Tremendous research efforts have been directed to a perpendicular magnetic recording system for a long time as a system which can carry out recording with higher density as compared with a system that carries out magnetic recording in the longitudinal direction (in the in-plane direction) (longitudinal magnetic recording system). In order to achieve a next-generation magnetic recording technique that enables a recording density exceeding 10 Gb/in.sup.2, various studies and developing efforts have been directed to designs and machining processes for heads and media having constructions that unitize features of the perpendicular magnetic recording system. In particular, with respect to magnetic heads used for perpendicular magnetic recording/reproducing processes, studies have been directed to a single magnetic pole head which has an optimal construction.
Along with the recent developments in the technique for achieving higher density in the longitudinal magnetic recording system, a method in which the thickness of the main magnetic pole of the single magnetic pole head is made equal to the track width has been proposed and this method has attracted public attention as a recording system which well utilizes the high-density recording characteristic of the perpendicular magnetic recording (for example, see IEEE Transactions On Magnetics, vol. 30, No. 6, November, 1994, pp3900-3902).
In this method, information is written by using a plurality of recording single magnetic pole heads that are aligned in a direction parallel to the track direction of a magnetic medium, and information is read out by using a plurality of reproducing single magnetic pole heads that are aligned in a direction perpendicular to the track direction. This method makes it possible to carry out a deep sub-micron track recording with a track width of not more than 0.5 .mu.m.

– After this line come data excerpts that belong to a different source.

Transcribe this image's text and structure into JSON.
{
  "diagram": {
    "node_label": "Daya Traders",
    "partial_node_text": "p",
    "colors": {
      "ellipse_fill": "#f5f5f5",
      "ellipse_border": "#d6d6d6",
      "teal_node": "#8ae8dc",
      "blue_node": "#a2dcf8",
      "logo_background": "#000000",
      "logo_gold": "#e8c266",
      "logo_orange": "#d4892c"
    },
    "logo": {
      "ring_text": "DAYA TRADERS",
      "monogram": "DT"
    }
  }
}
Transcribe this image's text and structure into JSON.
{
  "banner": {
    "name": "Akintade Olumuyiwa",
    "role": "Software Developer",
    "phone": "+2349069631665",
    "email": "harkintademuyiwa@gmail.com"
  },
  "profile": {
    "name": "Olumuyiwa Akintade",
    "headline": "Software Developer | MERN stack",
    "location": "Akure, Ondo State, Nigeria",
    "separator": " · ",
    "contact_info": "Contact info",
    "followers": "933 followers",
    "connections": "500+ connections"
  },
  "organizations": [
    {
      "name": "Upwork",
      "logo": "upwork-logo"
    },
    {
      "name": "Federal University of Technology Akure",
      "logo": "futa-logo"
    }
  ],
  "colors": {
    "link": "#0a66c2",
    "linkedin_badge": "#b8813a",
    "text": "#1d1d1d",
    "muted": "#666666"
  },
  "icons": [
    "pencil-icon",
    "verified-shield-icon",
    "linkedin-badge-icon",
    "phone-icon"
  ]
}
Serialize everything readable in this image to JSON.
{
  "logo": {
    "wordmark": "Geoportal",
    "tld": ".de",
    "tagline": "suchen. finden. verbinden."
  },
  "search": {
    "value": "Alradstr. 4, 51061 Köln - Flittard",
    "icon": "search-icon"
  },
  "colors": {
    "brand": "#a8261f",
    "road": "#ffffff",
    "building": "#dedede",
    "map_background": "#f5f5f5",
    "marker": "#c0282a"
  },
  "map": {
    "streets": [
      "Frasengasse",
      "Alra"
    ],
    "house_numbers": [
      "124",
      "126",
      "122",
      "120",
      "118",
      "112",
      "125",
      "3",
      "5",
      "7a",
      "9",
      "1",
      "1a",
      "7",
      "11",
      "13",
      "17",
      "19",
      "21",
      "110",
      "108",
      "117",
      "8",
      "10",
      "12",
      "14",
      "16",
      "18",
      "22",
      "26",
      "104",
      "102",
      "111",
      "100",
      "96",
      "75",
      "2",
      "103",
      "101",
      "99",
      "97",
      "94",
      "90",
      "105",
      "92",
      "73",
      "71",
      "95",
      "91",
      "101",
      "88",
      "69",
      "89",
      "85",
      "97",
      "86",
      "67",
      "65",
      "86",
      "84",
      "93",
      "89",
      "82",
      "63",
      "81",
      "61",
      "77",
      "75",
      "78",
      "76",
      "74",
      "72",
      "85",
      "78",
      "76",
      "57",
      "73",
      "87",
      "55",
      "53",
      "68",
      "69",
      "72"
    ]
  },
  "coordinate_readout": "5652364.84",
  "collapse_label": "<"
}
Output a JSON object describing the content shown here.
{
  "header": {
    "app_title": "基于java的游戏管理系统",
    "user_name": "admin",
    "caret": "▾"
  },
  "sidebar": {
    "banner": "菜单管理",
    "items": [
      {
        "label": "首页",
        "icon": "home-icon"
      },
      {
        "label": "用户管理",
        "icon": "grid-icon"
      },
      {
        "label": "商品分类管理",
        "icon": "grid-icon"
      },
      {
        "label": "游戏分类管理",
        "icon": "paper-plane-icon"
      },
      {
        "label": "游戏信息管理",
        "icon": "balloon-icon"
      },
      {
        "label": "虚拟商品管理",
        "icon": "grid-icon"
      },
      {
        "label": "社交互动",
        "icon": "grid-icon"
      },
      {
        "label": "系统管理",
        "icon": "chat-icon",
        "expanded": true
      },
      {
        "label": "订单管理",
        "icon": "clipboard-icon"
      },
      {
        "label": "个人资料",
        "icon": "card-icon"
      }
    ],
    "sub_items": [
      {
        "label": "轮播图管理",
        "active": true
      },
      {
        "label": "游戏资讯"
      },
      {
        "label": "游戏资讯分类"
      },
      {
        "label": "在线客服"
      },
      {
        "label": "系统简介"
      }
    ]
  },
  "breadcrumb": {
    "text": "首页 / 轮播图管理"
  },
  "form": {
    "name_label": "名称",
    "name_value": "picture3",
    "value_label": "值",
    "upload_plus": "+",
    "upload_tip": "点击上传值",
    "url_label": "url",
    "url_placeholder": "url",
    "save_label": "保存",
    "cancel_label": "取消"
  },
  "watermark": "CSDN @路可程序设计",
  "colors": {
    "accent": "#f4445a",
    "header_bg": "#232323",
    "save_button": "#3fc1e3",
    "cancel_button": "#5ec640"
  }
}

Moreover, also in a tracking servo system and a high-speed accessing system for such high-density tracks, a track following technique with higher precision which exceeds the conventional servo performances is required. For this reason, in a separate manner from the above-mentioned recording single magnetic pole head, a reproducing single magnetic pole head is installed and its main magnetic pole is aligned so as to make the length direction perpendicular to the tracks; thus, the head is designed so as to have a wider width in the track traversing direction so that a multi-track reproducing is carried out. Here, the tracking is performed based upon the above-mentioned reproducing single magnetic pole head so as to meet the high-speed reproducing process and track following process.
However, in the above-mentioned conventional apparatus, the reproducing process is carried out by using one single magnetic pole head in a manner so as to extend over a plurality of tracks; consequently, pieces of information on a plurality of tracks are simultaneously reproduced, with the result that crosstalk tends to occur. For this reason, an advanced multivalued signal processing circuit, etc., which is completely different from that of the conventional magnetic recording signal process, is required in a separate manner. The resulting problem is that an extremely complex magnetic recording-reproduction apparatus is required.
Moreover, in the conventional apparatus having a reproducing single magnetic pole head in a separate manner from the recording single magnetic pole head, a magnetic head, which has two heads, that is, a recording single magnetic pole head and a recording single magnetic pole head, in a hybrid manner, has to be installed. The resulting problem is that a complicated head manufacturing process is required.